There are days I do not want to speak up for myself, days it would be so much easier to smile pretty and let the needs of others swallow my own. Some mornings I want so badly to forget pieces of my story, to pretend I don’t feel this cracking open in my chest, that I don’t have these scars on my wrists and these ghosts on my back.

My story was not an easy one. Yes, others have had it much more difficult. Yes, I have healed and grown and worked and been blessed with some abundant joy in my 30 odd years of life. But still, this body has lived through trauma and survived…which means I feel the physical, spiritual, and emotional effects of my recovery everyday. I distrust those who try to love me, I am sickeningly allergic to fear & adrenaline, and I get triggered often by sounds and smells and noises that remind me of past pains. And also…I see beauty in the grungy unexpected places, I am an excellent care taker, my senses are vibrantly alive, and I have a galaxy-sized toolbox full of ways to feel inspired, grounded, and healthy.

Most days I feel like a badass warrior superhero, grateful for my strength and amazed at this little body for how it keeps on keepin’ on. But some days I am exhausted and I don’t know how I will live through another moment when just the sound of a door opening or the clink of a spoon on a bowl makes me shudder and jump. Those are the days I need words the most. Those are the days I remember that as long as I have a pen and paper in my hand, as long as I keep records of my journey, of what happens and how I feel and how I heal…then I exist. I exist, and my past exists, and my recovery exists. And as long as I keep writing and speaking my stories and encouraging others to do the same, then I am doing my part to remind the world that it is the secrets that keep us sick. That it is only when we are willing to have the difficult and honest conversations that healing is possible.

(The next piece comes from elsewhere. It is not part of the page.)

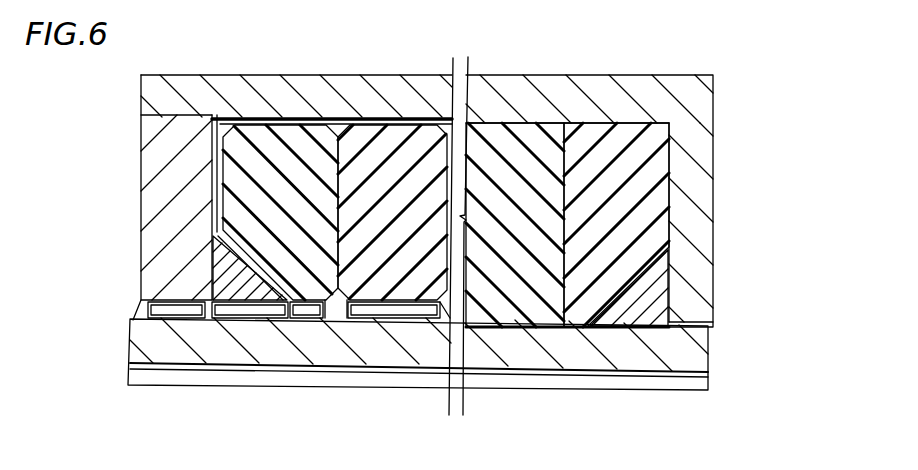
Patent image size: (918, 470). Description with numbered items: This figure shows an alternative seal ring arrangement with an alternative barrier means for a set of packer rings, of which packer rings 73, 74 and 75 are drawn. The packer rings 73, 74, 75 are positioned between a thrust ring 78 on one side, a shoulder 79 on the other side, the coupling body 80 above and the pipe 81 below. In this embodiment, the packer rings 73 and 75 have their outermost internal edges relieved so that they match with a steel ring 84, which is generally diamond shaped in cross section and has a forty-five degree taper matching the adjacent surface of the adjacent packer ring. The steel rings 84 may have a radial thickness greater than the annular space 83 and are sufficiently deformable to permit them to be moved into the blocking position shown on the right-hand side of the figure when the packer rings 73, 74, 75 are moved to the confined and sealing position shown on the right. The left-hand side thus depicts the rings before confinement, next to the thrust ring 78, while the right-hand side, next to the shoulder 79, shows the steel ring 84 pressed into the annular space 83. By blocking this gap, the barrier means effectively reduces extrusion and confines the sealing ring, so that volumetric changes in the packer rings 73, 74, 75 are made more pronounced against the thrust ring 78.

Trauma tries to erase us. Oppression tries to erase us. Ignorance tries to make us disappear so we don’t mess with the tyranny of the status quo. We were taught to stay silent, to smile while bleeding, to pretend it wasn’t so bad. We were tricked into thinking our stories were shameful and stupid. Writing and speaking these exquisite truths – the truths about our story, our gender, our sexuality, our races, our biochemistry, our memories, our dreams – and revealing the ways in which we heal and keep on healing, this is how we fight for our lives. And this is how we win.